Come dice Giovanni Cardone: “L’Arte può e deve far fronte alle necessità socio-politiche e alle questioni etiche con temi e linguaggi diversi. Pena la perdita di identità degli artisti stessi che renderebbe il proprio lavoro inefficace ed inutilmente omologato ad una globalità che tende ad appiattire qualsiasi forma di espressione e di comunicazione.
Uno smarrimento necessario, quindi. Un distacco da quell’immagine patinata davanti alla quale è comodo incontrarsi, salvo poi risvegli in una realtà maleodorante, difficile, ignorante delle sue potenzialità, anzi non le coltiva, perché Napoli non è più la città dell’arte, dove l’artista ha bisogno di confronti continui.
Uno di questi è Giacomo Montanaro artista unico nel suo genere, dove la non “pittura” ma un arte nuova che si affaccia sul panorama napoletano che non riesce ad emergere in una città borghese e “antica”, e che non trova la una sua identità. Diceva Jackson Pollock: “La mia è una pittura diretta. Il metodo di questa pittura è la crescita naturale di un bisogno. Quello che mi preme è esprimere le mie sensazioni piuttosto che descriverle.
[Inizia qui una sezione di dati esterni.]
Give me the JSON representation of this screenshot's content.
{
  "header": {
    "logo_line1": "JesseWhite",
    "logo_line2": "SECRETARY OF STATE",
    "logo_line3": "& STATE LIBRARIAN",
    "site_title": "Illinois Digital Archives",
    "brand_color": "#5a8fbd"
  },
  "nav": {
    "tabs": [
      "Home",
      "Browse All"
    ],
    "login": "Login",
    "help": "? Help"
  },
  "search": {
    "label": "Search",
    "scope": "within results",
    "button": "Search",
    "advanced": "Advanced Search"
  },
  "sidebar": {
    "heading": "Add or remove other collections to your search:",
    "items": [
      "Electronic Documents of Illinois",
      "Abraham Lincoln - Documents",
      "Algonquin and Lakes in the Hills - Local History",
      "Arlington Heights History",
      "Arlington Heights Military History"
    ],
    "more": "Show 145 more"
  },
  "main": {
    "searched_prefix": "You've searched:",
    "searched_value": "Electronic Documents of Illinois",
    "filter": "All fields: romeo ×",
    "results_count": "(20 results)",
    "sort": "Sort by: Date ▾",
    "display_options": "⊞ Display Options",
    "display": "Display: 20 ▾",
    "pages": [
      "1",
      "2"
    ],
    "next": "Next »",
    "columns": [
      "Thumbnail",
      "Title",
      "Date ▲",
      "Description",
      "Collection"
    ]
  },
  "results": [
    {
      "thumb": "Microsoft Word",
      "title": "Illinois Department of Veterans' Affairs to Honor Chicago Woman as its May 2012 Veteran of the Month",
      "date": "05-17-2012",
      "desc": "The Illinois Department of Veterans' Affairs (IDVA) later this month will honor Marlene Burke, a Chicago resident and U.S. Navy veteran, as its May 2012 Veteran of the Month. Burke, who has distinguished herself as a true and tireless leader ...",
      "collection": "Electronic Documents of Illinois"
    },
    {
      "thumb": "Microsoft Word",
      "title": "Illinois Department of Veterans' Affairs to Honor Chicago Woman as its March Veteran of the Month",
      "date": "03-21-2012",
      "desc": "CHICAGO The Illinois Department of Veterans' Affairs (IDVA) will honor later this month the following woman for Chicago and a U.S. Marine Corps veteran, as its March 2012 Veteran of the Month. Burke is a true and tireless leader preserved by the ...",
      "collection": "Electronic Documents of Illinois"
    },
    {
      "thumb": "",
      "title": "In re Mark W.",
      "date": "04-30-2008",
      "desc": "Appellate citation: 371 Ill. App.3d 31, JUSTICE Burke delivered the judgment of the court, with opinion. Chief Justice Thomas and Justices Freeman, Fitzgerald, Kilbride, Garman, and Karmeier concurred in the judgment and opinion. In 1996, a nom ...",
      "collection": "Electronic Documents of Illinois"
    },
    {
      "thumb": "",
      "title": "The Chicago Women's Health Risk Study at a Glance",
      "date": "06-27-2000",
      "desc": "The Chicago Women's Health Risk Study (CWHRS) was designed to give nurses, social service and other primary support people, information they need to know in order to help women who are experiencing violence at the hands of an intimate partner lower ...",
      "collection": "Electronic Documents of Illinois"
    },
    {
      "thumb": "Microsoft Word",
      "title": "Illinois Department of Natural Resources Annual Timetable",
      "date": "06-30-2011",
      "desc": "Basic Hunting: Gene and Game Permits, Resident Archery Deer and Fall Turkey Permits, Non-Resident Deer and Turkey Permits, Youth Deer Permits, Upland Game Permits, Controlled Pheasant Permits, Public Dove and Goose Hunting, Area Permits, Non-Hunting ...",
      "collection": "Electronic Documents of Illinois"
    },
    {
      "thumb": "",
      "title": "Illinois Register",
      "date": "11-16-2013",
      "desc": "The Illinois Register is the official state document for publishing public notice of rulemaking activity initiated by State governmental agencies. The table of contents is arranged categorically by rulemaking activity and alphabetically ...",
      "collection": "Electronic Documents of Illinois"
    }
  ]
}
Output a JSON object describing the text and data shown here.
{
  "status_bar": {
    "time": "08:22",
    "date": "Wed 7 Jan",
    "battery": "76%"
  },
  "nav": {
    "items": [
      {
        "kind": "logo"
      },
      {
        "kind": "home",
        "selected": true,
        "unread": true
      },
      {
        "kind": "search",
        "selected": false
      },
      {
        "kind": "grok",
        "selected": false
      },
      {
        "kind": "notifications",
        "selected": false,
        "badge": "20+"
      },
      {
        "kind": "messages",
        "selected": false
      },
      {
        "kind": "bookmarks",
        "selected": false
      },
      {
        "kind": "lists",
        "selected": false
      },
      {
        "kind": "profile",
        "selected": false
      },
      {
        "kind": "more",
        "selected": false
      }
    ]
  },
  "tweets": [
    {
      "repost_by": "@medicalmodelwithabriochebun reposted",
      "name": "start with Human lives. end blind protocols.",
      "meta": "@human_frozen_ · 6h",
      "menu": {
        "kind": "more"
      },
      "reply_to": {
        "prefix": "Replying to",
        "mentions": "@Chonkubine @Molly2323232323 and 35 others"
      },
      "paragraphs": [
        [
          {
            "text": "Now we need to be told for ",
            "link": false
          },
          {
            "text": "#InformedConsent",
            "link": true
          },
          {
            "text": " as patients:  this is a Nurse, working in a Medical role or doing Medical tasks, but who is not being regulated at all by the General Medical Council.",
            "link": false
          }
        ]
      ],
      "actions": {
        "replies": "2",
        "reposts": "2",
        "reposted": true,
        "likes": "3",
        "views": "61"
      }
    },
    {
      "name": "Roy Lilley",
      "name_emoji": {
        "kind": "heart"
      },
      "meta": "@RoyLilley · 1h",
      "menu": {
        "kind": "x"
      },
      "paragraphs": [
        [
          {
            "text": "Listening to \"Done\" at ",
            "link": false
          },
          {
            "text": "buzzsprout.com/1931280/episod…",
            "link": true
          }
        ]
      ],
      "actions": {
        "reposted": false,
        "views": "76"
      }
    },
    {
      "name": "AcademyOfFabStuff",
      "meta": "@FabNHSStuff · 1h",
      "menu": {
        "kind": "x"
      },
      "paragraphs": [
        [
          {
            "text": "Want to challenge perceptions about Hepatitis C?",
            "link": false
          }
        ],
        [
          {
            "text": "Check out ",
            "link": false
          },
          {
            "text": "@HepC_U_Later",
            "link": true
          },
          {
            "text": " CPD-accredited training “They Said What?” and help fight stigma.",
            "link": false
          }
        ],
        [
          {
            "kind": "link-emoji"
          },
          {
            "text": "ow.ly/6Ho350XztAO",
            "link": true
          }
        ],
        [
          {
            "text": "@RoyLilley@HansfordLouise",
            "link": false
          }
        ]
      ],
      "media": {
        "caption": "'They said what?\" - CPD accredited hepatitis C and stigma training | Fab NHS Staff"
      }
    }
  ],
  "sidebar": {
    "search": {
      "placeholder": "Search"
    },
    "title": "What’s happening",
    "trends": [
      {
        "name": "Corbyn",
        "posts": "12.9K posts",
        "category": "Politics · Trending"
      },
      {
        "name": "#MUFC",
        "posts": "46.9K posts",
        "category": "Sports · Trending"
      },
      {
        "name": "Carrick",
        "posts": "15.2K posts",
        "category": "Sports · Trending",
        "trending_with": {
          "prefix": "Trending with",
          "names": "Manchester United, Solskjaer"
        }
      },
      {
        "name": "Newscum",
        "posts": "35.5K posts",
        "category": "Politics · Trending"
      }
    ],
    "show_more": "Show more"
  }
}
La tecnica non è che un mezzo per arrivare a queste espressioni..”
Da questa ambia descrizione si deduce che il Montanaro sia il perfezionamento dell’Action Painting ovvero: (pittura d’azione, pittura gestuale), essa è una pittura libera, spontanea, nella quale tutto il corpo dell’artista viene coinvolto nella realizzazione dell’opera e quello che capita con il Montanaro il quale però lo fa con una tecnica diversa usando gli acidi dove l’esecuzione è affidata non solo alla gestualità del braccio, ma una vera è propria azione scenica, dove l’arte si unisce alla drammatizzazione del corpo dell’artista il quale con spruzzi di acido, ecco in un attimo prendere forma, non sulla “tela”, ma sulla carta fotografica dove le forme che ne conseguono configurano immagine caotiche, che però danno vita all’immagine visiva di ciò che l’artista voleva esprimere attraverso la sua creatività, ma la magia diventa unica quando anche lo spettatore vede qualcosa di suo, essendo il suddetto entrato in osmosi con “l’arte nuova”.
All’occhio dello spettatore profano sembra un intreccio irrazionale ed informale, frutto di un lavoro mentale e gestuale unico al mondo, le motivazioni sono nascoste non solo nell’inconscio dell’artista, ma anche di chi guarda e quindi in quel momento che l’arte diventa espressione di un soggettivismo esasperato, grazie all’azione automatica dell’inconscio, dove la carta fotografica diventa il tramite fra materia e l’inconscio dell’artista, e quello che capita al Montanaro dopo aver eseguito una sua performance.”